The top 10 customers of CAP are expected to account for 36% of pro-forma 2009 combined sales, compared to 55% for Chandra Asri prior to the merger.
"The merged entity also benefits from a strengthened equity base, and higher balance-sheet liquidity given TPI's net cash position prior to the merger," said Lam.
"CAP has also enhanced its liquidity management by expanding banking relationships. While Temasek Holdings' shareholding in CAP has reduced to about 23% from the previous 30%, Moody's believes that an acceptable level of corporate governance is assured with two previous Temasek-appointed members joining the new Board, and CAP's public listed status," said Lam.

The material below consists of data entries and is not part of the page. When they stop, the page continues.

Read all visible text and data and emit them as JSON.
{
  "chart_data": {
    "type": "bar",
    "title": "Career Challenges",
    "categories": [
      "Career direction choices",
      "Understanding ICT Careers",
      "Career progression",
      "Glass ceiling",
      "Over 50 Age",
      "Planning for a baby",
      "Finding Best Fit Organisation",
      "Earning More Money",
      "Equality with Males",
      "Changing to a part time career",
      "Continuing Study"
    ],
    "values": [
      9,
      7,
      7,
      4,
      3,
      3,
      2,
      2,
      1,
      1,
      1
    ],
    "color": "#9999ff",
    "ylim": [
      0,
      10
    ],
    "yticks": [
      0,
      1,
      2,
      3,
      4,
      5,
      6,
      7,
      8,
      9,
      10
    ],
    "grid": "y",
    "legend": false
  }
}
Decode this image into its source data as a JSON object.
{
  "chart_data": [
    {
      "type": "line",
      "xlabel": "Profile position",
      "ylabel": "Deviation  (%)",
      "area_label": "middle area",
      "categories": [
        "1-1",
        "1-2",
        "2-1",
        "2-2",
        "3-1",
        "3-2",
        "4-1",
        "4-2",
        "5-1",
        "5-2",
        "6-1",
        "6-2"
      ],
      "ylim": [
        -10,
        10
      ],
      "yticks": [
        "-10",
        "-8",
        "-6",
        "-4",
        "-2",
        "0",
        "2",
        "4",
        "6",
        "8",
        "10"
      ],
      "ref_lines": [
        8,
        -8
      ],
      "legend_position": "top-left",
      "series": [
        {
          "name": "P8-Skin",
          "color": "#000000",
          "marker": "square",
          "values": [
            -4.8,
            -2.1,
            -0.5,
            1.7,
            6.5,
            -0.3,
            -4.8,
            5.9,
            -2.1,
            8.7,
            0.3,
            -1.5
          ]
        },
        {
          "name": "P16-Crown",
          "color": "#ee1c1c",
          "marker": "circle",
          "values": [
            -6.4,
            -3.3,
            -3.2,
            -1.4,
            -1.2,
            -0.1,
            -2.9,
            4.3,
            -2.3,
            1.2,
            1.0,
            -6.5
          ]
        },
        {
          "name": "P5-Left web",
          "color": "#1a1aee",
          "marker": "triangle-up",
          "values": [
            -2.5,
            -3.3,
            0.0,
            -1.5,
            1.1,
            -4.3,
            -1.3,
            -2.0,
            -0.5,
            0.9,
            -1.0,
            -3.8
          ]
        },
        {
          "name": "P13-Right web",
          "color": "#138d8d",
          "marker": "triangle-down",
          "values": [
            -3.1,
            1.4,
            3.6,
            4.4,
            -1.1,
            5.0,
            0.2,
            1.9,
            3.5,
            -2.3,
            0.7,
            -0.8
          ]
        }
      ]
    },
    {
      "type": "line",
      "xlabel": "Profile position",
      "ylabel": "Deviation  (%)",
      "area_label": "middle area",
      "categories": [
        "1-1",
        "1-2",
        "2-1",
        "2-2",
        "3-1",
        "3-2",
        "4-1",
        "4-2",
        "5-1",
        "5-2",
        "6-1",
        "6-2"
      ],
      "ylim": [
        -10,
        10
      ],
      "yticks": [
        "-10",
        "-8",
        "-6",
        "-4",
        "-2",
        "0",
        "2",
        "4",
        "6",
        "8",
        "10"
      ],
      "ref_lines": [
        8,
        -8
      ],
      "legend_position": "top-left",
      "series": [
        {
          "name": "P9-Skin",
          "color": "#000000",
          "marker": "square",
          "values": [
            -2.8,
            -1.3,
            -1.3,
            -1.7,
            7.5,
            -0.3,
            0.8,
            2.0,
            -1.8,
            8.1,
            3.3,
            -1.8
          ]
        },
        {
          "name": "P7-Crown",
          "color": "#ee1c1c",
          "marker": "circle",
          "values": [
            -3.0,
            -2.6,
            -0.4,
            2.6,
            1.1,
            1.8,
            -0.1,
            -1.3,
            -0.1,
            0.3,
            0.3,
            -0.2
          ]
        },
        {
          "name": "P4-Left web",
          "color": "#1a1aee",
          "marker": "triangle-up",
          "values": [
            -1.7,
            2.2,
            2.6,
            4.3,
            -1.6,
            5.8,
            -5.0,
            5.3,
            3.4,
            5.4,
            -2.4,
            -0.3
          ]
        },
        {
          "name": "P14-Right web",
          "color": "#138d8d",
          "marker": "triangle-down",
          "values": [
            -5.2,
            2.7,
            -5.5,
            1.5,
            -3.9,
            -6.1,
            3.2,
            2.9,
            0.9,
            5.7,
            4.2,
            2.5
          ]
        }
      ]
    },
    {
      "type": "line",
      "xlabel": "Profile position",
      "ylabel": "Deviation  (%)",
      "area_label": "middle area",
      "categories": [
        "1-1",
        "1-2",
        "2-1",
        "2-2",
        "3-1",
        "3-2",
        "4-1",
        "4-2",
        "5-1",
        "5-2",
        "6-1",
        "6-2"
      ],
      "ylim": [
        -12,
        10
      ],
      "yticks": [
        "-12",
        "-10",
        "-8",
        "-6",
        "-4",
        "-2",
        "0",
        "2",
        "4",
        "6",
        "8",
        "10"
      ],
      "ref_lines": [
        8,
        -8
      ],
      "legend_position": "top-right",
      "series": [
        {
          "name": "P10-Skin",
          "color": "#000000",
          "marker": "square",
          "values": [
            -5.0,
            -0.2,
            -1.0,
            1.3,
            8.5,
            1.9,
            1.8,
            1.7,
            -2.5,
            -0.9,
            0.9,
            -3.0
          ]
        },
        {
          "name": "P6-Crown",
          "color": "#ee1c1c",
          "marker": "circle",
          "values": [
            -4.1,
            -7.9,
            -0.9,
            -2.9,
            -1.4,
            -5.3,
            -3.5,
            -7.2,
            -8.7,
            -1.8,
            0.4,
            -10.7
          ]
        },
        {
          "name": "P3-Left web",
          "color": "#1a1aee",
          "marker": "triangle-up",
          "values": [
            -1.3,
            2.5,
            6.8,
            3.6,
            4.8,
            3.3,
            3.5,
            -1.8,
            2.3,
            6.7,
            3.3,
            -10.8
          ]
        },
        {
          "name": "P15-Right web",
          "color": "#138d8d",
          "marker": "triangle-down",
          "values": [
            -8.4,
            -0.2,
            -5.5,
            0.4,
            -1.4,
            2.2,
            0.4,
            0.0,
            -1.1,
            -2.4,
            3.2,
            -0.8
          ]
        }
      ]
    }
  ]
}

The company is therefore well-positioned at its B2 rating despite its small global presence, asset concentration, and the inherent cyclical nature of the petrochemical industry, leading to highly volatile earnings and cash flow.
Upward rating pressure could develop if (1) the company maintains low debt leverage through industry cycles; (2) its capex programs are executed within the planned time frame and budget; (3) it maintains its liquidity profile while improving its financial flexibility.
Moody's sees adjusted debt/book capitalization at below 25% and adjusted debt/EBITDA maintained at 2-2.5x, on a sustained basis, as indicators of a rating upgrade.
On the other hand, the rating outlook could revert back to stable if the company's petrochemical product spreads experience abrupt downturn leading to continued losses for an extended period, or if its debt leverage-- adjusted Debt/EBITDA -- increases to 3x-3.5x which could result from new acquisitions, substantial capital expenditures, or distributions to shareholders.
The last rating action on Chandra Asri was on Sep 27, 2010 when its ratings were placed on review for possible upgrade. The principal methodology used in rating Chandra Asri was Moody's Global Chemical Industry published in December 2009.
Chandra Asri is the largest petrochemical producer in Indonesia. Through the merger of Chandra Asri with TPI, a polypropylene producer, Chandra Asri Petrochemical was established in January 2011 with Barito Pacific owning about 72% stake. Temasek Holdings, the investment arm of the Singaporean government, owns a 23% stake. CAP is listed on Indonesia Stock Exchange.
Disclosure: No position at the stock mentioned above.